Re: [PATCH v2 0/2] Try to release mmap_lock temporarily in smaps_rollup

From: Michel Lespinasse
Date: Fri Aug 14 2020 - 04:30:17 EST


On Thu, Aug 13, 2020 at 9:11 AM Chinwen Chang
<chinwen.chang@xxxxxxxxxxxx> wrote:
> On Thu, 2020-08-13 at 02:53 -0700, Michel Lespinasse wrote:
> > On Wed, Aug 12, 2020 at 7:14 PM Chinwen Chang
> > <chinwen.chang@xxxxxxxxxxxx> wrote:
> > > Recently, we have observed some janky issues caused by unpleasantly long
> > > contention on mmap_lock which is held by smaps_rollup when probing large
> > > processes. To address the problem, we let smaps_rollup detect if anyone
> > > wants to acquire mmap_lock for write attempts. If yes, just release the
> > > lock temporarily to ease the contention.
> > >
> > > smaps_rollup is a procfs interface which allows users to summarize the
> > > process's memory usage without the overhead of seq_* calls. Android uses it
> > > to sample the memory usage of various processes to balance its memory pool
> > > sizes. If no one wants to take the lock for write requests, smaps_rollup
> > > with this patch will behave like the original one.
> > >
> > > Although there are on-going mmap_lock optimizations like range-based locks,
> > > the lock applied to smaps_rollup would be the coarse one, which is hard to
> > > avoid the occurrence of aforementioned issues. So the detection and
> > > temporary release for write attempts on mmap_lock in smaps_rollup is still
> > > necessary.
> >
> > I do not mind extending the mmap lock API as needed.
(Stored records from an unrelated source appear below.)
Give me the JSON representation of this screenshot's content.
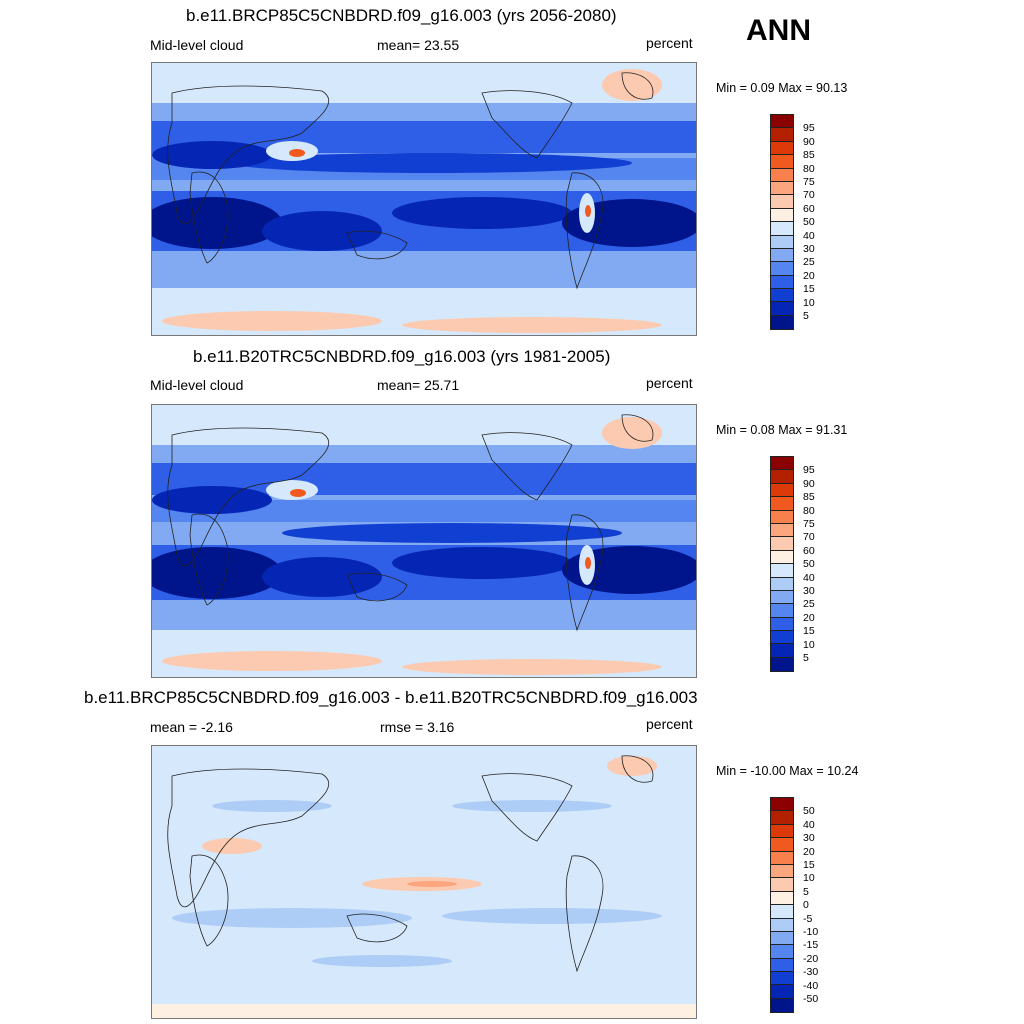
{
  "season": "ANN",
  "panels": [
    {
      "title": "b.e11.BRCP85C5CNBDRD.f09_g16.003 (yrs 2056-2080)",
      "left_label": "Mid-level cloud",
      "center_label": "mean=  23.55",
      "right_label": "percent",
      "minmax": "Min =   0.09 Max =  90.13",
      "colorbar_ticks": [
        "95",
        "90",
        "85",
        "80",
        "75",
        "70",
        "60",
        "50",
        "40",
        "30",
        "25",
        "20",
        "15",
        "10",
        "5"
      ]
    },
    {
      "title": "b.e11.B20TRC5CNBDRD.f09_g16.003 (yrs 1981-2005)",
      "left_label": "Mid-level cloud",
      "center_label": "mean=  25.71",
      "right_label": "percent",
      "minmax": "Min =   0.08 Max =  91.31",
      "colorbar_ticks": [
        "95",
        "90",
        "85",
        "80",
        "75",
        "70",
        "60",
        "50",
        "40",
        "30",
        "25",
        "20",
        "15",
        "10",
        "5"
      ]
    },
    {
      "title": "b.e11.BRCP85C5CNBDRD.f09_g16.003 - b.e11.B20TRC5CNBDRD.f09_g16.003",
      "left_label": "mean =  -2.16",
      "center_label": "rmse =   3.16",
      "right_label": "percent",
      "minmax": "Min = -10.00 Max =  10.24",
      "colorbar_ticks": [
        "50",
        "40",
        "30",
        "20",
        "15",
        "10",
        "5",
        "0",
        "-5",
        "-10",
        "-15",
        "-20",
        "-30",
        "-40",
        "-50"
      ]
    }
  ],
  "colorbar_colors": [
    "#8b0000",
    "#b22000",
    "#dc3a08",
    "#f05a1e",
    "#f7804c",
    "#fba67e",
    "#fccab0",
    "#fff0e4",
    "#d6e8fb",
    "#aecdf6",
    "#82aaf2",
    "#5585ee",
    "#2e5fe6",
    "#113fd2",
    "#0526b4",
    "#00148c"
  ],
  "chart_data": [
    {
      "type": "heatmap",
      "title": "b.e11.BRCP85C5CNBDRD.f09_g16.003 (yrs 2056-2080)",
      "variable": "Mid-level cloud",
      "units": "percent",
      "mean": 23.55,
      "min": 0.09,
      "max": 90.13,
      "contour_levels": [
        5,
        10,
        15,
        20,
        25,
        30,
        40,
        50,
        60,
        70,
        75,
        80,
        85,
        90,
        95
      ]
    },
    {
      "type": "heatmap",
      "title": "b.e11.B20TRC5CNBDRD.f09_g16.003 (yrs 1981-2005)",
      "variable": "Mid-level cloud",
      "units": "percent",
      "mean": 25.71,
      "min": 0.08,
      "max": 91.31,
      "contour_levels": [
        5,
        10,
        15,
        20,
        25,
        30,
        40,
        50,
        60,
        70,
        75,
        80,
        85,
        90,
        95
      ]
    },
    {
      "type": "heatmap",
      "title": "b.e11.BRCP85C5CNBDRD.f09_g16.003 - b.e11.B20TRC5CNBDRD.f09_g16.003",
      "units": "percent",
      "mean": -2.16,
      "rmse": 3.16,
      "min": -10.0,
      "max": 10.24,
      "contour_levels": [
        -50,
        -40,
        -30,
        -20,
        -15,
        -10,
        -5,
        0,
        5,
        10,
        15,
        20,
        30,
        40,
        50
      ]
    }
  ]
}
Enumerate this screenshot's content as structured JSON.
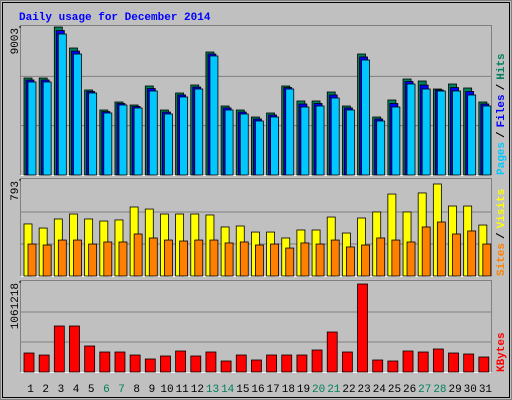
{
  "chart_data": [
    {
      "type": "bar",
      "title": "Daily usage for December 2014",
      "legend_separator": "/",
      "ylim": [
        0,
        9003
      ],
      "yticks": [
        9003
      ],
      "series": [
        {
          "name": "Hits",
          "color": "#00805c",
          "values": [
            5900,
            5900,
            9003,
            7725,
            5171,
            3954,
            4441,
            4258,
            5414,
            3954,
            4988,
            5475,
            7482,
            4197,
            3954,
            3528,
            3772,
            5414,
            4502,
            4502,
            5049,
            4197,
            7360,
            3528,
            4562,
            5840,
            5718,
            5231,
            5536,
            5292,
            4441
          ]
        },
        {
          "name": "Files",
          "color": "#0000ff",
          "values": [
            5780,
            5780,
            8790,
            7540,
            5080,
            3860,
            4350,
            4170,
            5260,
            3830,
            4870,
            5350,
            7360,
            4080,
            3830,
            3410,
            3650,
            5320,
            4320,
            4350,
            4870,
            4080,
            7180,
            3410,
            4350,
            5690,
            5470,
            5170,
            5320,
            5080,
            4320
          ]
        },
        {
          "name": "Pages",
          "color": "#00c8ff",
          "values": [
            5658,
            5658,
            8577,
            7360,
            4988,
            3772,
            4258,
            4076,
            5110,
            3711,
            4745,
            5231,
            7239,
            3954,
            3711,
            3285,
            3528,
            5231,
            4136,
            4197,
            4684,
            3954,
            6995,
            3285,
            4136,
            5536,
            5231,
            5110,
            5110,
            4866,
            4197
          ]
        }
      ]
    },
    {
      "type": "bar",
      "ylim": [
        0,
        793
      ],
      "yticks": [
        793
      ],
      "series": [
        {
          "name": "Visits",
          "color": "#ffff00",
          "values": [
            430,
            396,
            471,
            512,
            471,
            454,
            463,
            570,
            553,
            512,
            512,
            512,
            504,
            405,
            413,
            363,
            363,
            314,
            380,
            380,
            487,
            355,
            479,
            529,
            677,
            529,
            686,
            760,
            578,
            578,
            421
          ]
        },
        {
          "name": "Sites",
          "color": "#ff8000",
          "values": [
            264,
            256,
            297,
            297,
            264,
            281,
            281,
            347,
            314,
            297,
            289,
            297,
            297,
            273,
            281,
            256,
            264,
            231,
            273,
            264,
            297,
            240,
            256,
            314,
            297,
            281,
            405,
            446,
            347,
            372,
            264
          ]
        }
      ]
    },
    {
      "type": "bar",
      "ylim": [
        0,
        1061218
      ],
      "yticks": [
        1061218
      ],
      "categories": [
        "1",
        "2",
        "3",
        "4",
        "5",
        "6",
        "7",
        "8",
        "9",
        "10",
        "11",
        "12",
        "13",
        "14",
        "15",
        "16",
        "17",
        "18",
        "19",
        "20",
        "21",
        "22",
        "23",
        "24",
        "25",
        "26",
        "27",
        "28",
        "29",
        "30",
        "31"
      ],
      "category_colors": [
        "#000000",
        "#000000",
        "#000000",
        "#000000",
        "#000000",
        "#00805c",
        "#00805c",
        "#000000",
        "#000000",
        "#000000",
        "#000000",
        "#000000",
        "#00805c",
        "#00805c",
        "#000000",
        "#000000",
        "#000000",
        "#000000",
        "#000000",
        "#00805c",
        "#00805c",
        "#000000",
        "#000000",
        "#000000",
        "#000000",
        "#000000",
        "#00805c",
        "#00805c",
        "#000000",
        "#000000",
        "#000000"
      ],
      "series": [
        {
          "name": "KBytes",
          "color": "#ff0000",
          "values": [
            224000,
            200000,
            542400,
            542400,
            306600,
            235800,
            235800,
            200400,
            153300,
            188700,
            247600,
            188700,
            235800,
            129700,
            200400,
            141500,
            200400,
            200400,
            200400,
            259400,
            471600,
            235800,
            1037600,
            141500,
            129700,
            247600,
            235800,
            271200,
            224000,
            212200,
            176900
          ]
        }
      ]
    }
  ]
}
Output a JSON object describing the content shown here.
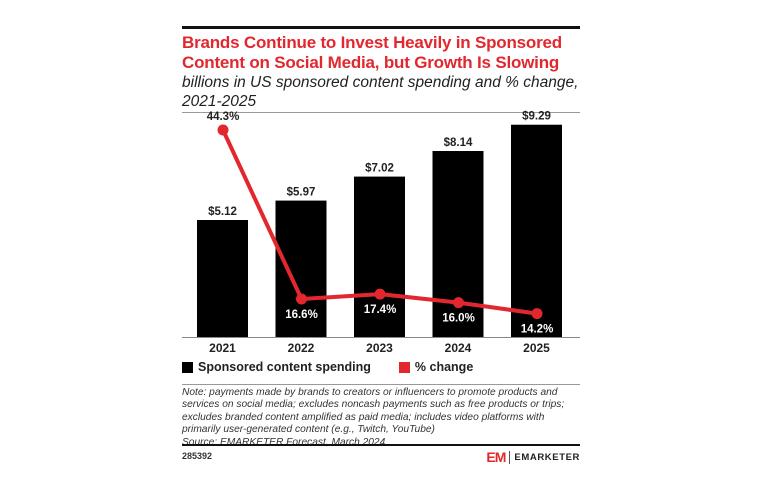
{
  "header": {
    "title": "Brands Continue to Invest Heavily in Sponsored Content on Social Media, but Growth Is Slowing",
    "subtitle": "billions in US sponsored content spending and % change, 2021-2025"
  },
  "chart_data": {
    "type": "bar",
    "title": "Brands Continue to Invest Heavily in Sponsored Content on Social Media, but Growth Is Slowing",
    "subtitle": "billions in US sponsored content spending and % change, 2021-2025",
    "categories": [
      "2021",
      "2022",
      "2023",
      "2024",
      "2025"
    ],
    "series": [
      {
        "name": "Sponsored content spending",
        "type": "bar",
        "unit": "billions USD",
        "values": [
          5.12,
          5.97,
          7.02,
          8.14,
          9.29
        ],
        "labels": [
          "$5.12",
          "$5.97",
          "$7.02",
          "$8.14",
          "$9.29"
        ],
        "color": "#000000"
      },
      {
        "name": "% change",
        "type": "line",
        "unit": "%",
        "values": [
          44.3,
          16.6,
          17.4,
          16.0,
          14.2
        ],
        "labels": [
          "44.3%",
          "16.6%",
          "17.4%",
          "16.0%",
          "14.2%"
        ],
        "color": "#e2272e"
      }
    ],
    "xlabel": "",
    "ylabel": "",
    "grid": false,
    "legend": "bottom-left"
  },
  "legend": {
    "items": [
      {
        "label": "Sponsored content spending",
        "color": "#000000"
      },
      {
        "label": "% change",
        "color": "#e2272e"
      }
    ]
  },
  "footer": {
    "note": "Note: payments made by brands to creators or influencers to promote products and services on social media; excludes noncash payments such as free products or trips; excludes branded content amplified as paid media; includes video platforms with primarily user-generated content (e.g., Twitch, YouTube)",
    "source": "Source: EMARKETER Forecast, March 2024",
    "chart_id": "285392",
    "brand_mark": "EM",
    "brand_name": "EMARKETER"
  }
}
However, in the
> > past I have tried adding rwsem_is_contended to mlock(), and later to
> > mm_populate() paths, and IIRC gotten pushback on it both times. I
> > don't feel strongly on this, but would prefer if someone else approved
> > the rwsem_is_contended() use case.
> >
> Hi Michel,
>
> Thank you for your kind feedback.
>
> In my opinion, the difference between the case in smaps_rollup and the
> one in your example is that, for the former, the interference comes from
> the outside of the affected process, for the latter, it doesn't.
>
> In other words, anyone may use smaps_rollup to probe the affected
> process without the information about what step the affected one is
> executing.

Thanks, that is a good enough point for me :)

--
Michel "Walken" Lespinasse
A program is never fully debugged until the last user dies.